Subject Re: [firebird-support] Re: how to find the bottleneck or slow queries/triggers/stored procedures
Author Helen Borrie
At 21:50 17/08/2008, you wrote:

>> If that does turn out OK, then is there a possibility that the queries
>> are running under a WAIT transaction, and so they are waiting to see
>> if the conflicting transaction commits or rolls-back before returning.
>
>OK this sounds logical, but how can I detect these WAIT transactions?
>And when this is the problem, why it is this problem?

The most common cause of habitual, gradual slowdown is never-ending transactions with pending updates that are locking out other transactions that want to update or delete the same rows. However, your garbage stats are fine, indicating that garbage buildup isn't an obvious factor.

It is normal behaviour for transactions to encounter locks on records that they want to write changes to. How the lock conflict is resolved depends on the parameters set in each transaction. WAIT is one setting - it instructs the transaction to keep waiting until the "busy" row has been committed and then attempt to do what it wants to do. The other face of WAIT is NO WAIT - where the change attempt fails with a conflict exception immediately. If your application is not showing you lock conflict messages then you can well suppose that the transactions encountering the bottleneck are WAIT transactions.
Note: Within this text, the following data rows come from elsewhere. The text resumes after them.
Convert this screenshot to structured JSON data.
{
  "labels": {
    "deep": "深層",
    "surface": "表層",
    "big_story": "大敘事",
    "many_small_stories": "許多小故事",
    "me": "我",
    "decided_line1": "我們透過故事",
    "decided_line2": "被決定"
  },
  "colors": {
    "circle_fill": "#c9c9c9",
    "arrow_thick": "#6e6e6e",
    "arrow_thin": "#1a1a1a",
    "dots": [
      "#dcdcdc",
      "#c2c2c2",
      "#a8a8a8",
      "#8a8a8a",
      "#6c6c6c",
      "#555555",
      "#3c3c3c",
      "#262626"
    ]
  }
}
Since this is an intermittent problem, the answer does lie somewhere in what the application software is doing. From your description, you seem to be getting delays on SELECTs (moving from one set of data to another). This suggests that there could be some pessimistic locking involved. Some application developers (wrongly) use pessimistic locking techniques with WAIT transactions to avoid having to handle lock conflicts. In so doing, they create the exact situation you have described as soon as multiple users get working on overlapping sets.

You mentioned that you thought a lot of triggers were involved....well, triggers don't fire on SELECTs. However, if the app implements pess. locking from the client side (by performing a "dummy update" on every row that the user gets focus on) then update triggers *will* fire in response to the dummy update and lock conflicts will propagate.

So - even if you could get an eyeball on what transactions are doing - as one can in Fb 2+ by implementing a client routine that reads and interprets the MON$ tables - there is nothing you as an end-user (rather than the developer of the software) can do to cure the problem. What's needed is for you to get as exact a description as possible of the conditions surrounding the undesirable events and put in a bug call to the vendor of your ERP system.